In Australia there have been various experimental solar ponds. While there aren't yet any commercial applications of solar ponds in Australia, and only a few globally, the technology is now poised for commercialization.
The consortium is made up of Royal Melbourne Institute of Technology (RMIT) University, Geo-Eng Australia and Pyramid Salt. They completed a project using a 3,000 square meter solar pond located at the Pyramid Hill salt works in northern Victoria to capture and store solar energy using pond water, which can reach up to 80 C.
Pyramid Salt is using the pond's heat not only in its commercial salt production but also for aquaculture, specifically producing brine shrimp for stock feed. Phase two of the project will work on generating electricity using the heat stored in the solar pond, thus making the local salt industry more energy self-sufficient.
Solar ponds have been installed overseas, with at least 60 systems having been constructed around the world, mostly for the provision of process heat to industry. In Australia there have been various experimental solar ponds. While there aren't yet any commercial applications of solar ponds in Australia, and only a few globally, the technology is now poised for commercialization.
As a concept, solar ponds are becoming increasingly attractive as the cost of constructing them is decreasing compared with the rising costs of conventional energy. Additionally they offer a form of renewable energy that is increasingly attractive as countries seek to reduce greenhouse gas emissions.

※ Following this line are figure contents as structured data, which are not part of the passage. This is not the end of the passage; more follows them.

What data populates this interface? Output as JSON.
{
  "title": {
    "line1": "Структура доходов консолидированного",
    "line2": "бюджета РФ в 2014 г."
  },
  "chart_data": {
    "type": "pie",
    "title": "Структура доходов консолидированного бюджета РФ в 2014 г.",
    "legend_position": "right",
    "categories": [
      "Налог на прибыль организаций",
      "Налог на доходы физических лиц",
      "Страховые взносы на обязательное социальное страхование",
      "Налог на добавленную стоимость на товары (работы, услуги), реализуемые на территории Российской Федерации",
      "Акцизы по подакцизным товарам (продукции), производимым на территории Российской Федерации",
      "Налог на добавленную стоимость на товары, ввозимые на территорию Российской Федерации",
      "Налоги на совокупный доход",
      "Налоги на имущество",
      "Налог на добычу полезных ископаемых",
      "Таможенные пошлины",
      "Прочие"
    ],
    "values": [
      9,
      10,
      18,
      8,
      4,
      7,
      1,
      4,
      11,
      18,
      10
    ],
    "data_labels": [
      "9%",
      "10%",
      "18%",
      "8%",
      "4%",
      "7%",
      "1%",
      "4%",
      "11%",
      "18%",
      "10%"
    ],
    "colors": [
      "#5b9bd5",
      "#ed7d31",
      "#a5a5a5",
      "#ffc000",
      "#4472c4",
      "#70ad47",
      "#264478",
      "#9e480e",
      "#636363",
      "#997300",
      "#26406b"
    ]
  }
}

Solar ponds can produce process heat from 60 to 80 C for a wide range of applications at an average cost of about AUD 10 (USD 7.6) per gigajoule, or two-thirds the cost of liquid petroleum gas or fuel oil in rural areas. Natural gas is not available in most rural areas so solar ponds for low-temperature heating applications are likely to be very cost-effective. Projections indicate that successful commercialization of the solar ponds in salt-impacted areas of rural Victoria, greenhouse gas emissions could be reduced by over 10 megatons per year and generate in the order of 2000 GWh per year of green electricity.
The consortium believes the technology offers a range of benefits for regional Australia. Geo-Eng and Pyramid Salt are planning to commercialize solar ponds for a range of rural industrial applications such as drying fruit and grain and for production of dairy products, as part of salinity mitigation schemes where practical. In addition, by replacing some of the demand for process heat traditionally drawn from fossil energy sources, not only will greenhouse gas emissions be reduced but the reduction in fuel costs will offer flow-ons for local economic development and job creation.
Pyramid Salt is confident that installing the solar pond will enable production of more competitively priced salt. This improved cost effectiveness will boost sales, turnover and profits over the next five years. At the local level this will be a significant boost in an area with high unemployment and a depressed economy.
At the same time, farmers adjacent to salinity mitigation schemes incorporating solar ponds will be able to bring land currently too high in its salt level back into productive use. A grant of AUD 550,000 (USD 421,000) from the Renewable Energy Commericalization Program helped to fund the solar pond demostration project, which began in 2001 and researchers hope will aid in the reduction of Australia's reliance on fossil fuels and boost economic prosperity.